Like public infrastructure costs, water issues are similarly separated from the Santolina master plan "land use" decision - relegated to another forum in a dance of incrementalism that benefits the developer.  Johnson says, "the question will be where water is consumed not if it will be consumed."  Consequences and issues associated with water and delivery infrastructure are absent.  

Water, it is suggested, is now a purely technical issue of delivery - how the development will be served in terms of where the lines will go and when. But even those questions aren't addressed. All of that is up to the developer and the water utility administrator and will involve no public review. The water component of Santolina is boiled down to a sentence from the water utility saying they can serve the development.

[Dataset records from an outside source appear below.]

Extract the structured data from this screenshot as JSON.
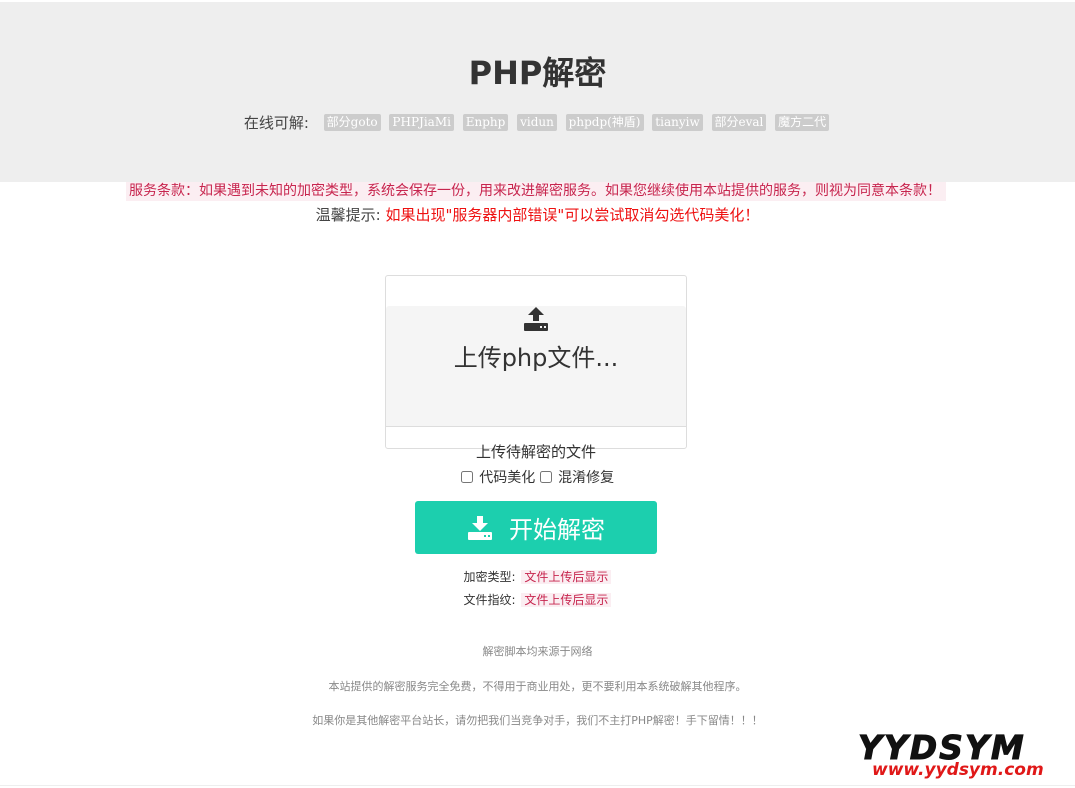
{
  "header": {
    "title": "PHP解密",
    "online_label": "在线可解:",
    "badges": [
      "部分goto",
      "PHPJiaMi",
      "Enphp",
      "vidun",
      "phpdp(神盾)",
      "tianyiw",
      "部分eval",
      "魔方二代"
    ]
  },
  "notices": {
    "terms": "服务条款：如果遇到未知的加密类型，系统会保存一份，用来改进解密服务。如果您继续使用本站提供的服务，则视为同意本条款！",
    "tip_label": "温馨提示:",
    "tip_text": "如果出现\"服务器内部错误\"可以尝试取消勾选代码美化！"
  },
  "upload": {
    "icon": "upload-icon",
    "title": "上传php文件...",
    "subtitle": "上传待解密的文件"
  },
  "options": {
    "beautify_label": "代码美化",
    "beautify_checked": false,
    "obfuscation_label": "混淆修复",
    "obfuscation_checked": false
  },
  "start_button": {
    "icon": "download-icon",
    "label": "开始解密"
  },
  "result": {
    "type_label": "加密类型:",
    "type_value": "文件上传后显示",
    "fingerprint_label": "文件指纹:",
    "fingerprint_value": "文件上传后显示"
  },
  "footer": {
    "line1": "解密脚本均来源于网络",
    "line2": "本站提供的解密服务完全免费，不得用于商业用处，更不要利用本系统破解其他程序。",
    "line3": "如果你是其他解密平台站长，请勿把我们当竞争对手，我们不主打PHP解密！手下留情！！！"
  },
  "watermark": {
    "brand": "YYDSYM",
    "url": "www.yydsym.com"
  },
  "colors": {
    "accent": "#1ccfae",
    "badge_bg": "#cccccc",
    "hero_bg": "#eeeeee",
    "code_red": "#c7254e",
    "warning_red": "#ee1111"
  }
}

Commissioner Johnson says all the other little details will be worked out in subsequent plans through the same process. But that's not true. Critical details are slated for negotiated contracts been developers and the County Manager - whoever that will be.  Development agreements are not subject to any planning process.

Plan to Pay

Issues of public financing, public service and public maintenance are sidestepped in the Santolina master plan. Nothing indicates how infrastructure will be financed. Nothing indicates how infrastructure will be maintained. And nothing indicates who will pay for any of it. But you can bet the County taxpayers will be on the hook.

So Santolina is not an issue of property rights. It's an issue of taxpayer rights.  It is a massive entitlement balanced on Bernalillo County residents' shoulders - 80% of whom live inside the Albuquerque city limits. The information vacuum is indicative of a plan written by the developer, for the developer.  The County's upcoming blithe approval of the massive additional public infrastructure that will be required is a tried and true recipe for spreading public maintenance responsibilities too thin.

This is the defining nature of "sprawl" and I predict it will be the defining feature of Santolina. 

* I'm not going to pretend. They'll approve it and the State District Court will think it's just fine. After all, there is precious little law regarding planning in New Mexico or what a master plan should contain.  And not only that, as Commissioner de la Cruz noted, case law in New Mexico supports the idea that adopting "resolutions" are non-binding. So,  pfft. The County can do anything. Plans (adopted by resolution) don't matter. Policy, including the Comprehensive Plan and those pesky Planned Community Criteria, be damned!  (But of course Santolina rezoning will be adopted by binding ordinance.)

**Each hearing results in the packet growing fatter, this weight gain constituting for proponents  comforting evidence of an extensive public process. Thirteen meetings, oh my!

***It is conceivable that land for public parks, open space, schools, fire stations, etc. will be purchased from the developer at "fair market value" and this will reflect the higher, rezoned, value, not the agricultural value. Think about that for a minute.

****Within these tax districts, property value increases are used to pay off bonds - for that district. The County sees no benefit from rising property values but assumes some highly cumbersome technical responsibilities for administering districts.

Comments

Scot

Very well, and depressingly so, summed up. I know nothing about "planning" and admire those who are willing to both understand and contend with such bullshit to an extent that they will stay involved. Educationand bicycle infrastructure is one thing, but this money grab disguised as "planning" is colossal bullshit of the most disingenuous order. Okay, maybe standardized testing is in nearly the same order.

I still say we drive the BernCo Commissioners through Mesa del Sol. Slowly. They'll still do the stupid, developer suck-ass thing, but we can laugh at them the whole drive through "town" of MdS. We'll even make two or three trips to enhance the laughing.

Scot

bg

I loved WAYne tonight at city council talking about the 13 hours, THIRTEEN HOURS of meetings he attended on this. Because 13 hours, well, you gotta have an IRON BUTT for that shit.